Repro, Man

Written communication is amazingly difficult. Even when you’re aware of
some of the pitfalls, as I was when I wrote my last post about the disk full
save error in Word, it’s still all too easy say something that other people
will take to mean something other than what you had intended. Some of the
comments to that post, both here and in other blogs, clearly indicate that I’d
fallen into one of those pitfalls. And it’s a simple pitfall. I’d used a word
that has a particular meaning within this context to some readers while it has
a completely different meaning in other contexts.

I’d said that we didn’t know that the real problem with the disk is full
error involved hitting the OS’ open file limit. The problem is that the word
“know” can have several shades of meaning such that not knowing something can
span an entire range from having no clue whatsoever to having a very strong
suspicion while still being unable to conclusively prove something as a matter
of fact. Comments I’ve read, both here and elsewhere, reflect this range of
meaning in a rather interesting way. The more someone appeared willing to
attribute cluelessness to my remark, the less that person actually knew or
understood of the process of software development and fixing software bugs.

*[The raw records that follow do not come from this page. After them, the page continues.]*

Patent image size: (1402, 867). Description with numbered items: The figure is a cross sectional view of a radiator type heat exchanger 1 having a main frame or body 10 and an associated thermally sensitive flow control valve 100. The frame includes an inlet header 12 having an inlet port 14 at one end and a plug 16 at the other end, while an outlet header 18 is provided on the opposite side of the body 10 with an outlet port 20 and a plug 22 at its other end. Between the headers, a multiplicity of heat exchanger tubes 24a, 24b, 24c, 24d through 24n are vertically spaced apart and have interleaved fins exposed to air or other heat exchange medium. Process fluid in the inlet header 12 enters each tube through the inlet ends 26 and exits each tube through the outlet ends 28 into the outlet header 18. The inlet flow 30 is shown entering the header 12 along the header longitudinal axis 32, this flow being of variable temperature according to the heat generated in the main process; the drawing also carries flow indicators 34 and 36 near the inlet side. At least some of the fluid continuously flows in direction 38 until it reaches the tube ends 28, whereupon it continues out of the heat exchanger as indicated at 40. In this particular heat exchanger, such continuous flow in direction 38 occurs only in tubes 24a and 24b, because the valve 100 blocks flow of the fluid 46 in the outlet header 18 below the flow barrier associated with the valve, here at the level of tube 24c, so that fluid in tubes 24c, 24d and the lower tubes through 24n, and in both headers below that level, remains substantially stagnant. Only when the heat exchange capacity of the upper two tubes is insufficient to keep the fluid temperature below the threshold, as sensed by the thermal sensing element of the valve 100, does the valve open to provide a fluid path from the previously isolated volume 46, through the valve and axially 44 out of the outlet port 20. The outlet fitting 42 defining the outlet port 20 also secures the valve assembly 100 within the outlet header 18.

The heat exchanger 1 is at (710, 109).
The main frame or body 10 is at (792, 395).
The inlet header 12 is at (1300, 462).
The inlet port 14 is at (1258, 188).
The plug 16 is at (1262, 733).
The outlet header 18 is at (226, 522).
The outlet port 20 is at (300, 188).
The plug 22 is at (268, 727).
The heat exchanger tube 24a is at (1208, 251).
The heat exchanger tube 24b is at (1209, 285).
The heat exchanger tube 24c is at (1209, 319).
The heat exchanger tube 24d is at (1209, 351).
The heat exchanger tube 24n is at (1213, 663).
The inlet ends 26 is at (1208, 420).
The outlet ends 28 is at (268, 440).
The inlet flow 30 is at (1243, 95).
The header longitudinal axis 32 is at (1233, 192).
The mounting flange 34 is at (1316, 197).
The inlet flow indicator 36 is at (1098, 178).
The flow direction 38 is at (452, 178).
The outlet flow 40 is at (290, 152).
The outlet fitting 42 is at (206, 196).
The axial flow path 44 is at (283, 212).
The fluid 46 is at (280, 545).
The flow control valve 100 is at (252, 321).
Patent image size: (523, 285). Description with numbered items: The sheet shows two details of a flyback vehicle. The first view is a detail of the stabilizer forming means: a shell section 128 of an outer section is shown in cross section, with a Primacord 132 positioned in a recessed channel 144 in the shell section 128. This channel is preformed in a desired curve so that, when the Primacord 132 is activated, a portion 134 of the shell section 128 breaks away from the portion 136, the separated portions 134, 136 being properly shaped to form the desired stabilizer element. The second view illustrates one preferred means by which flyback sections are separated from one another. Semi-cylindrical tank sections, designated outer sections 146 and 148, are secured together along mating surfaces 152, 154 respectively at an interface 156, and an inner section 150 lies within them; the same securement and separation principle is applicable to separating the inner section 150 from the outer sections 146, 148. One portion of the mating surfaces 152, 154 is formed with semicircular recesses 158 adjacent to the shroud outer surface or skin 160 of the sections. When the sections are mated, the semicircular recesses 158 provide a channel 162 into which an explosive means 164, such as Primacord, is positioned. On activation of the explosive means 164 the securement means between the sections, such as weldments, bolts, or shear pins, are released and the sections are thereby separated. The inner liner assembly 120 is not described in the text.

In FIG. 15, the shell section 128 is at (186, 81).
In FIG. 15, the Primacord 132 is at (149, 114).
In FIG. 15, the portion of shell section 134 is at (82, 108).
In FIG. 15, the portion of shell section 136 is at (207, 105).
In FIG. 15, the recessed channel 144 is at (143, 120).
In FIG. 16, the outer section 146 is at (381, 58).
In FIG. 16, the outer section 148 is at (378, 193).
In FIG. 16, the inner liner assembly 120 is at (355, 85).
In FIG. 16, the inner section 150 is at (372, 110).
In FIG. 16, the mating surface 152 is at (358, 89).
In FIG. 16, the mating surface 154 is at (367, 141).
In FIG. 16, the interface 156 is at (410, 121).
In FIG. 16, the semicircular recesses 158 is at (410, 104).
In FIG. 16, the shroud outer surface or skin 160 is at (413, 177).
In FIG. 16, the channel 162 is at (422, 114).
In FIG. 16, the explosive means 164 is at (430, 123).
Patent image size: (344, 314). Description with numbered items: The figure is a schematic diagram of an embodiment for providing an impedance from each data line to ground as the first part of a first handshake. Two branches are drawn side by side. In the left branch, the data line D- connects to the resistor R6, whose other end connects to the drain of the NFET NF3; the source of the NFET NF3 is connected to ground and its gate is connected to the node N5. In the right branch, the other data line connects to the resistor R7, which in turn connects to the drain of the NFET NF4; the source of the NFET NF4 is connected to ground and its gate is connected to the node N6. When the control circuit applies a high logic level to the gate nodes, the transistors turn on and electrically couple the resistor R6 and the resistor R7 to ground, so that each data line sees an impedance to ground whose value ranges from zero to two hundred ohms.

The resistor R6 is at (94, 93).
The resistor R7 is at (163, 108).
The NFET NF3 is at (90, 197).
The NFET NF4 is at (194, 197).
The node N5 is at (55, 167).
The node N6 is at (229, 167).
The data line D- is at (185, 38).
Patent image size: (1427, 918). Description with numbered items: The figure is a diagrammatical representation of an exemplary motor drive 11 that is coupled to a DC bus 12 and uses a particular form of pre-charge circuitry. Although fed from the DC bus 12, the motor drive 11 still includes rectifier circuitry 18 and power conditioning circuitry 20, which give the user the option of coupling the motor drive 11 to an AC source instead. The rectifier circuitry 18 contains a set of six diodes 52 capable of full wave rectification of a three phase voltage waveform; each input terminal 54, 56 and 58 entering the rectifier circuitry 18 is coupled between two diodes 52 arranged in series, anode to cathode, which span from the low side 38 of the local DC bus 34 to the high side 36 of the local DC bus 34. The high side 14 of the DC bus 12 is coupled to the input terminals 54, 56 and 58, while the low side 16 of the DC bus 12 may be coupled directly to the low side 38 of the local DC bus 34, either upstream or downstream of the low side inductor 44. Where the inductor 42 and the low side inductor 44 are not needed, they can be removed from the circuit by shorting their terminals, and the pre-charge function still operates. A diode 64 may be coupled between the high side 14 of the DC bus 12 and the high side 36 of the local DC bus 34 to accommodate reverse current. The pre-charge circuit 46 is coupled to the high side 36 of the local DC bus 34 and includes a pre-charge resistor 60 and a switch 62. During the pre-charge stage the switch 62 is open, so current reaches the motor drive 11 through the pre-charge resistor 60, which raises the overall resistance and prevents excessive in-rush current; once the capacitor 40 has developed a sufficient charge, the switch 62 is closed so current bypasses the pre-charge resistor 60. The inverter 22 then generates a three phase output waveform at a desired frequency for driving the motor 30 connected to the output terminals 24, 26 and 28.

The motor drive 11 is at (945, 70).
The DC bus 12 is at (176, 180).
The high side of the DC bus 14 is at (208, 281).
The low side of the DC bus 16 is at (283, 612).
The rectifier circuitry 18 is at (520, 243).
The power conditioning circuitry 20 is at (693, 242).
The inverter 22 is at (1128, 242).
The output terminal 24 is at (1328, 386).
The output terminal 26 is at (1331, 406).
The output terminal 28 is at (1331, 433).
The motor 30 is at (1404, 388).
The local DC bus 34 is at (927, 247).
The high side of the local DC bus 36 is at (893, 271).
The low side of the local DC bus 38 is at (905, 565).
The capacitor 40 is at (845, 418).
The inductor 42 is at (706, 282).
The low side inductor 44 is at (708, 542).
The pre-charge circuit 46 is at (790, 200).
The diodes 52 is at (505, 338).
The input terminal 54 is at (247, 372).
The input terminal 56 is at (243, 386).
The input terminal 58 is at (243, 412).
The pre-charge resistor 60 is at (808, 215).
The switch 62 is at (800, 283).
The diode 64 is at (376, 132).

I point this out, because there are those who have an extremely judgmental
attitude that goes beyond simply being rude. There is a tendency among some to
respond to this kind of ambiguity by assuming the worst, or, more accurately,
by choosing a meaning that confirms their own prejudice while giving little or
no consideration to other possible meanings. These are people who will take a
remark out of context, and turn it into a personal attack. To the people who
do this, and, frankly, I think you know who you are, if what you write
personally attacks me, then your words serve no useful purpose other than the
possible gratification of your own egos.

Anyway, I digress. Sorry for the ambiguity, so please allow me to dispel
the ambiguity by telling the story of another problem that we ran into with
early versions of Jaguar. Jaguar beta testers were running into strange
crashes in Word. We collected a large number of crash logs, all of which
involved a protected memory violation in either GetHandleSize or memmove. The
former is an operating system call, the other is a compiler intrinsic that
moves data from one location in memory to another. Both of them involve
loading an address and dereferencing the address as a pointer.

Now, there are two things an experienced developer can immediately tell you
about this problem. The first is that some piece of code, somewhere, has
overwritten some data that didn’t belong to it yet wasn’t in a block of
protected memory—in essence, a buffer overrun. The second is that the
actual bug could be anywhere, and not at all related to any of the code that
happened to be executing at the time of the crash. These are nasty bugs,
because figuring out what’s wrong requires a significant amount of sleuthing.

So, we looked for more information about the scenarios that were causing the
crash both by asking users what they’d been doing before the crash and by
having testers try to reproduce the problem based on what users were telling
us. It took a while, but we found a common element to the problem: at some
point someone clicked on the font drop-down in the formatting palette (or the
font menu itself), and discovered some blank entries items on the
menu/drop-down. The other is that the crash most often happened when they did
something that added a file to the most-recently-used list on the File menu.

That information was enough for me to take a look at the order in which
various chunks of memory were being allocated, and, sure enough, Word’s
internal data structure for the font menu was being allocated immediately
before the handle (a “handle” being a doubly-indirect reference to a piece of
data in memory allowing the data to be moved around without requiring all
references to be updated after the move) for the data structure that contains
the files on the MRU list. This was a major clue. If the “GetHandleSize”
crash involved the MRU handle, then it’s likely that some piece of code for
maintaining the font menu had a buffer overrun.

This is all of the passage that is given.